Now you say that you have a 20 gallon tank, but until you get all your gravel, plants and landscaping in, you may only get 15 or 16 gallons of water in there. Plus based on the amount of space that you have in the tank you need to allow for plant growth as well. 

I would say that 3 of each would be the max that I would go (if you planned on keeping all 4 types).

Kenny


----------



## ddavila06 (Jan 31, 2009)

DUHK said:


> I have a 20 Gallon High and I was wondering if this stocking list would be okay:
> 
> -5 Threadfin Rainbowfish
> -5 Gertrude Rainbowfish
> ...


too many fish!! defenitly take the threadfins out and maybe even take one more group out as well. hope it works!!


----------



## Six (May 29, 2006)

I LOVE your fish list! I am a big fan of rainbowfish myself!  

I agree on lowering your numbers a bit. Most people/places say 1" per gallon of water and you are pretty much following that since most of these guys are about 1". 

However, all these fish inhabit the same part of the tank and will cause quite a bit of stress on each other. You'll likely end up with some nice signifers (probably the most aggressive of the group) and the others will looks stressed and thus ugly. The threadfins may not be able to compete with the other more aggressive feeders. 

So, OK, my suggestion is to get a nice group of one of those species. Then get a bottom dweller of some sort (I'm betting you'll like peacock gundeons or pygmy cories), maybe an algae eater (3 otocinclus would be good), and a group of small schooling fish like rasbora species. 

That's just my suggestion! Good luck!


----------



## DUHK (Aug 6, 2009)

How about just 2 species of rainbows. Threadfin and Gertrudae?  I think they are the most peaceful and look best. How does that sound? I want to get about 5 cory julii so how many of each rainbow do you think I should get?

Also, I know the males of these species are the ones that look the best. But if I were to get all males, with no females, how do you think they would do and look?


----------



## Six (May 29, 2006)

I would only do one r'bow species with mixed sexes. That will give you the best behavior and color. 

If you mix threadfins with a more aggressive species, even another rainbow, they may not do very well. They aren't exactly the most outgoing fish. 

GL.


----------



## Mud Pie Mama (Jul 30, 2006)

Six said:


> I would only do one r'bow species with mixed sexes. That will give you the best behavior and color.
> 
> If you mix threadfins with a more aggressive species, even another rainbow, they may not do very well. They aren't exactly the most outgoing fish.
> 
> GL.


x2!

Believe what Six has to say; it is excellent advice. I tried to keep the Threadfin rainbows 2 other times in mixed tanks and lost them - not all at once, but one by one over several months. But I'm willing to learn and decided to give them another try. Now I have a group of 14 in a dedicated tank and they are doing well. They do not hide in the sides and corners.
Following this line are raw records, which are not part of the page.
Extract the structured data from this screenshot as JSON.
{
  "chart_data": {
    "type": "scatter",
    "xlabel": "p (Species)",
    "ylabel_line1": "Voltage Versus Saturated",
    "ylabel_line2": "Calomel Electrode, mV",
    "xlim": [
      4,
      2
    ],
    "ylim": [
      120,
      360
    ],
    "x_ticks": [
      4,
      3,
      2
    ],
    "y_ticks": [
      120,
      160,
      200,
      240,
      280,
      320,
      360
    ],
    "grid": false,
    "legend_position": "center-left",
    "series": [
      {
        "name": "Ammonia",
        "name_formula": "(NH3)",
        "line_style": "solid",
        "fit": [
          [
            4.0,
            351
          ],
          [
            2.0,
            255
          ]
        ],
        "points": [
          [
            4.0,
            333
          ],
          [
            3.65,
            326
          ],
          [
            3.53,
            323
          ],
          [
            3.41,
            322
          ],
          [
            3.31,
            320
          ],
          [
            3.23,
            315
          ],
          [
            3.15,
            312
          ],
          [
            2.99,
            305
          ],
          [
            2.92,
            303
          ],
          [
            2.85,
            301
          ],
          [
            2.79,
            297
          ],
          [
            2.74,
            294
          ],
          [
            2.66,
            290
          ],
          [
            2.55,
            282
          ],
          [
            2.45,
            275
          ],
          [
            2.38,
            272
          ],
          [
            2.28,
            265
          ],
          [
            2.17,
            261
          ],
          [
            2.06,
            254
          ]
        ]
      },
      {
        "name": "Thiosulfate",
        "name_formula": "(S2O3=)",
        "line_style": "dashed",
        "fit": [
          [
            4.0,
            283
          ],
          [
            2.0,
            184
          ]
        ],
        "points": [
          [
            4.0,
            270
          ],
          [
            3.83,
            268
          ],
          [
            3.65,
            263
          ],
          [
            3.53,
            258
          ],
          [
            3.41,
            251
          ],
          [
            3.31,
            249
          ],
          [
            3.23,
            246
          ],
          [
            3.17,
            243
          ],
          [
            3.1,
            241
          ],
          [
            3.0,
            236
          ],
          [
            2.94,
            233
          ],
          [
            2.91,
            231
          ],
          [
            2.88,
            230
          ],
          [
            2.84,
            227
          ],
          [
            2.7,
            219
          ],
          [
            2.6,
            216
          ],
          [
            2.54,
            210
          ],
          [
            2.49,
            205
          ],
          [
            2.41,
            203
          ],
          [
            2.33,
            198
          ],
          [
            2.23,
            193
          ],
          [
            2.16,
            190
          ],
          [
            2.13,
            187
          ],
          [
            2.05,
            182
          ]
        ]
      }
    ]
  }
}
Their colors are amazing, and very beautiful to see them flaring. It is wonderful to see the difference. No one competes with them at feeding time. And when I reach to open the glass top for feeding they all come charging to see me.

PS. It is a 20H. I do have a few Ottos and Amanos for clean-up; along w/ 3 Peacock Gudgeons to give the bottom level some activity! :tea:
(However, I am working on moving some fish around and placing them into a 20g long, just to give them more room to race about and flare at each other.)


----------